‘I suppose it’s possible he’s been up front the whole time,’ Missy said slowly. ‘After all, Audra was able to stay hidden until she sprung herself on Laurence.’
‘Audra,’ Rosemary sniffed. ‘That woman is hateful to me.’
‘To be fair, she apparently has reason,’ I countered. ‘To hate you, I mean.’ You can take the cheated-upon woman out of the state, but you can’t take the state of being cheated upon out of the woman.
Rosemary, for her part, looked genuinely bewildered. ‘Me? Why?’
‘The affair?’ I knew I should drop it, but my list of things I should do had probably filled three volumes by then.
Still a blank look, then changing to comprehension. ‘Oh, you mean between her husband and me? There was never any affair.’
‘But why would people say it if it weren’t true?’ Missy, trusting girl that she was, seemed sick at the thought. ‘And his wife, even.’
‘It’s probably the percentage bet with Larry, though not in this case.’ Rosemary looked at her researcher. ‘Don’t worry, Missy. I know there are rumors about an affair and I truly don’t care. In fact, at the time I preferred that people thought that than the truth.’
‘Which was?’ I asked.
‘That my career was floundering and he offered to mentor me. I was supposed to be the “Next Great American Novelist,” with his help. And for a percentage.’ Rosemary was sitting on the bunk cross-legged, dress hitched up to her waist. ‘Instead he nearly ruined me.’

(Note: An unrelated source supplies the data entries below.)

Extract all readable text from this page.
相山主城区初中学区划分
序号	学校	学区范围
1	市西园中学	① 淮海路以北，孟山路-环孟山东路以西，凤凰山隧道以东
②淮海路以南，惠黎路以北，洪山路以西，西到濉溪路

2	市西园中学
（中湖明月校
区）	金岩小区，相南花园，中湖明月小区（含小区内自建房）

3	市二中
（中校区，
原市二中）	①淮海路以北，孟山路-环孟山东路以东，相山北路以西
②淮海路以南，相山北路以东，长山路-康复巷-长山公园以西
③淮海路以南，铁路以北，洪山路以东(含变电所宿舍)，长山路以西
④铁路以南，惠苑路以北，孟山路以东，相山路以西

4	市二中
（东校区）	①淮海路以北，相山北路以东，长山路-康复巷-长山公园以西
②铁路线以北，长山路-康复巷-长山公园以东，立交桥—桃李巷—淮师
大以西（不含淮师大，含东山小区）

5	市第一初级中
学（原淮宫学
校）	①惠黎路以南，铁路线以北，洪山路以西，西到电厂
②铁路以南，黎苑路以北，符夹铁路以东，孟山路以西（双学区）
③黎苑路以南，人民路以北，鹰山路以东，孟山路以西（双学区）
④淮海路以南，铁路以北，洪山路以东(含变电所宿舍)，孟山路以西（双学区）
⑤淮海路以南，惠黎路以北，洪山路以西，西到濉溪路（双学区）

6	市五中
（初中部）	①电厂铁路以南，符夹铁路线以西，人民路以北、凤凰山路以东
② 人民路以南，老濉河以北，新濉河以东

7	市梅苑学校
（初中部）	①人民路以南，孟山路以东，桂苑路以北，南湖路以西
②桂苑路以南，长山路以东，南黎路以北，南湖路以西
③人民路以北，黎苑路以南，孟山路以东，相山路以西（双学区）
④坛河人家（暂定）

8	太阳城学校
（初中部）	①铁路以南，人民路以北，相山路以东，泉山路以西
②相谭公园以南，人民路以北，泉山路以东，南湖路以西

‘How?’ I was remembering what Rosemary had said earlier about Potter destroying her self-confidence. I’d assumed she’d meant more personally than professionally.
‘Oh, nothing horrible.’ With her short cropped hair, Rosemary looked like a little boy. ‘But Larry was relentless about my writing the book he had in mind, exactly the way he imagined it.’
‘Why didn’t he just write the thing himself?’
‘That’s what I asked him after the fourteenth or fifteenth draft. You know what he said?’
Missy and I both shook our heads.
‘He said, “Happily. And I’ll give you half the proceeds if you’ll allow me to publish it under your name.”’
‘Rather than his own?’
‘I’m a brand.’ Rosemary shrugged. ‘Or was, back in the day.’
‘You still are,’ Missy said staunchly.
‘What do you mean by “brand”?’ I asked.
‘As with products – or authors – that are “brand names,” in and of themselves,’ Missy said. ‘Like maybe James Patterson or Janet Evanovich. The public has a nearly insatiable appetite for anything they write. It’s hard for the author to keep up with the demand.’
‘Sounds like a good problem to have,’ I said.
‘I suppose it is – or would be,’ Rosemary said. ‘Not that I would know. Back in my day, ebooks hadn’t mainstreamed, so just the publishing and printing processes made it necessary—’
‘In your day?’ Missy scolded. ‘Your last novel was only five years ago.’
‘Might as well be five decades, given the pace at which publishing is changing.’ The ‘legendary lady of romantic suspense’ sounded tired.
‘I understand Breaking and Entering is doing very well,’ I said, although I had no idea whether that was true or not. The book was certainly being talked about.
‘That’s right,’ Missy said, with an approving glance toward me. ‘Before you know it, Rosemary Darlington will top the New York Times bestseller list again.’
Rosemary smiled. ‘Thank you. At the very least, I’m hoping it gives me a running start at it.’
Missy looked pleased that she’d been able to raise the woman’s spirits.
Me, I just wanted more dirt. ‘So you decided to end it with Potter? The collaboration, I mean.’ I’d taken Rosemary at her word about the affair. Or lack of one.
‘Yes, and none too soon. My work needs to be more … organic? It morphs as I go on and that gives me great pleasure – it’s what keeps me writing. Things fall into place and every day brings a new “aha!” moment. Larry, on the other hand, is the ultimate planner. Or maybe a better word would be controller. Pages and pages of outline. It felt like an unavoidable school assignment and nothing I did seemed to please the teacher. By the time he approved the outline, I hated the book. Worse, I hated writing, period.’
‘How long did you work that way with him?’ I was thinking the story might explain why there had been such a gap between books by Rosemary Darlington.